SCOPE-Chefredakteur Hajo Stotz erfuhr im Interview mit Wolfram Hermle, dem Leiter Entwicklung Software / Technologie bei Haas Schleifmaschinen, wohin die Trends im Schleifen gehen und welchen zerspanungstechnischen Herausforderungen sich Schleifmaschinenhersteller stellen müssen.

SCOPE: Insider beobachten, dass der Werkzeugbau in letzter Zeit an Innovationen zugelegt hat. Woran liegt das?

Hermle: Die Saure-Gurken-Zeit während der vergangenen Wirtschaftskrise haben viele Unternehmen dazu genutzt, über ihre Prozesse und Produkte nachzudenken. Sie sollen effizienter, leiser oder umweltfreundlicher werden. Daraus leiten sich auch neue Ansprüche an die Zulieferer von Maschinen ab. Getriebehersteller überlegten beispielsweise, ob sie den kostspieligen Wälzfräser wirtschaftlicher gestalten könnten. Auch der Wunsch der Automobilindustrie, die zum Beispiel im Großfahrzeugbau leisere Motoren fordert, wirkt auf den Werkzeugbau zurück.

SCOPE: Welche sind denn die derzeit wichtigsten Trends im Schleifbereich?
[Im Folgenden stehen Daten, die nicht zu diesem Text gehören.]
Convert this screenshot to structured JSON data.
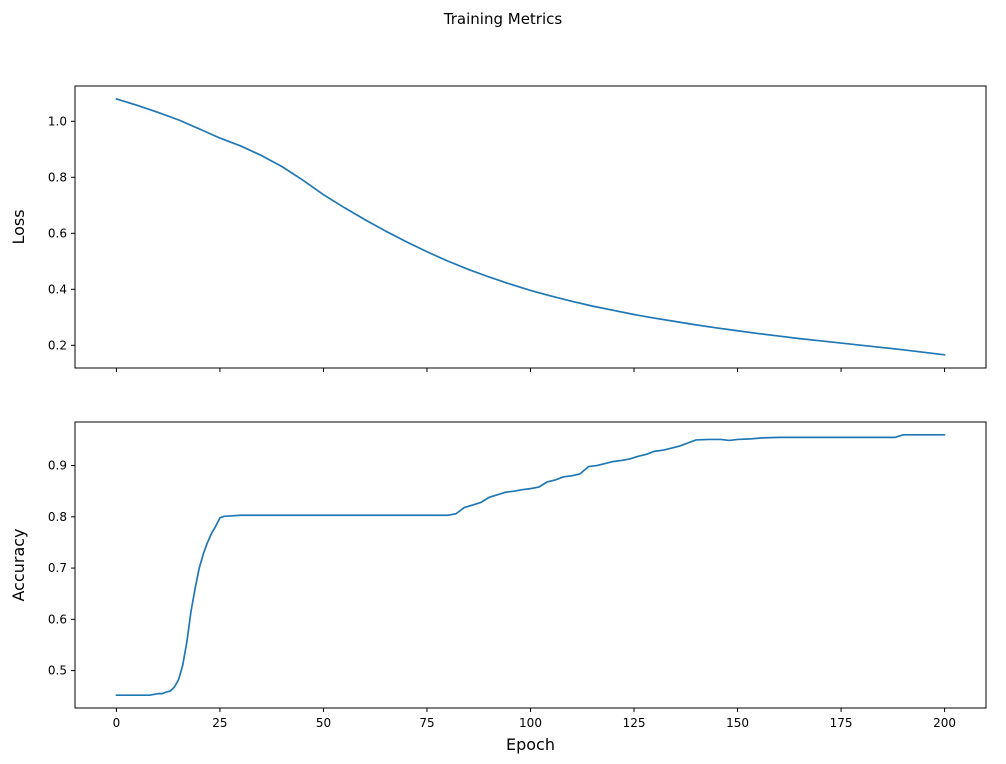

Hermle: Widerstandsfähigere Werkstoffe, erhöhte Sicherheitsanforderungen, durchgängige Bearbeitungsprozesse auf einer Maschine. Die Treiber dieser Trends sind das Verlangen nach mehr Laufruhe – also glattere Oberflächen der Getriebe –, nach besserer Verbrennung, um den CO2-Ausstoß zu verringern oder nach mehr Wirtschaftlichkeit. Wälzfräser werden zum Beispiel nicht mehr aus dem Vollen geschliffen, sondern mit Wechselplatten bestückt.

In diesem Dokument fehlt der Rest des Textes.